While many festivities celebrating Women’s History Month have been rightly canceled out of concern for the safety of our communities, we can still acknowledge and commend work that women have done to make this world a safer place. For generations, American women have fostered public support in an effort to reduce nuclear threats and eventually eliminate nuclear weapons. Indeed, it was American women who started a national movement that eventually helped push governments to create the first major arms control treaty of the nuclear age.
In the early years of the Cold War, many women must have felt that it was a battle being fought far away from their homes. By the late 1950s and early 1960s, they realized the effects of the U.S.-Soviet struggle was not only inside their homes, it was inside their children. The fall-out from explosive nuclear testing was spreading throughout the country and the world. American women decided that enough was enough. Of course at the time, women controlled few levers of power. By the end of the 1950s, women held just 19 seats in Congress. To make change, they had to organize and they had to make the matter personal.
In 1959, Members of the Greater St. Louis Citizens Committee for Nuclear Information, along with the schools of dentistry at Washington University in St. Louis and St. Louis University, gathered with the goal of demonstrating radioactive fallout from nuclear testing in Nevada was entering the food and milk supply in the area, significantly impacting children’s health. The project argued the effects could be seen in teeth, resulting in 320,000 baby teeth being collected over a 12-year period, and marking one of the first times the public mobilized in this capacity to aid scientific research.
At the same time, women like Bella Abzug and Dagmar Wilson founded and participated in Women Strike for Peace, a peace activist group with the goal of stopping nations from nuclear testing. On November 1, 1961 Women Strike for Peace brought 50,000 women in 60 different cities to the streets. This was the largest national women’s peace protest of the 20th century.
Wilson sent letters to the first lady, Jackie Kennedy, and the wife of the Soviet Premier, Nina Khrushchev, and received supportive letters in return. Coretta Scott King became involved in 1962, serving as a delegate for Women Strike for Peace in Geneva for a 17-nation disarmament conference, and upon her return stated, “We are on the brink of destroying ourselves through nuclear warfare.” These unprecedented actions did not go unnoticed by the U.S. government.
In 1962, Wilson and a few members of Women Strike for Peace were subpoenaed to testify before the House Un-American Activities Committee. The Committee, created in 1938 to investigate private citizens and organizations suspected of having Communist ties, believed WSP was being manipulated by malign forces. To protest these wild allegations, women packed the hearing with their children and baby bottles, and filled the aisle with strollers and flowers. Wilson and her colleagues “approached their testimony with irreverence, humor and creative resistance.” Newspaper headlines mocked the committee for their fruitless search, with one reading, “Peace Gals Make Red Hunters Look Silly.”

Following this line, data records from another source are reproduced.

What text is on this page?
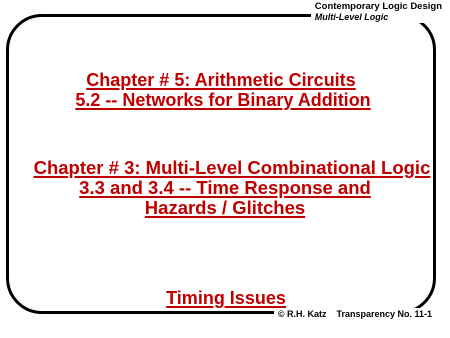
Contemporary Logic Design
Multi-Level Logic
Chapter # 5: Arithmetic Circuits
5.2 -- Networks for Binary Addition
Chapter # 3: Multi-Level Combinational Logic
3.3 and 3.4 -- Time Response and
Hazards / Glitches
Timing Issues
© R.H. Katz Transparency No. 11-1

Following this, in 1963 the survey known as the Tooth Fairy study was released. It found children born in St. Louis in 1963 had 50 times as much strontium 90 (a radioactive chemical known to cause cancer) in their teeth as children born in 1950, before most atmospheric nuclear tests began. The project was an effective way of drawing national attention to the roughly 100 atmospheric tests conducted in Nevada.
Having been chastened by the near disaster of the Cuban Missile Crisis and in response to women-led public pressure campaign over explosive nuclear testing, the Soviet Union and United States, along with the United Kingdom, signed the Limited Nuclear Test-Ban Treaty (LTBT), prohibiting detonations of nuclear weapons underwater, in outer space, and in the atmosphere on August 5, 1963. The treaty entered into force on Oct. 10, 1963.
Following the enforcement of the LTBT, the Baby Tooth Survey ended in 1970. It conducted a second testing phase and “found a 50 percent decline in strontium 90 in children born in 1968, compared with those born five years earlier, immediately after the treaty went into effect.”
While American women helped end most explosive nuclear testing in several forms, the task is not complete. The Comprehensive Nuclear Test-Ban Treaty (CTBT), which bans nuclear explosions for any purpose anywhere in the world, opened for signatures in 1996, but is still waiting to enter into force. In order for the treaty to enter into force, eight more countries, including the United States, still must ratify the agreement. On the last day of Women’s History Month, perhaps it is time to do more than honor the past. Maybe it is time to emulate it.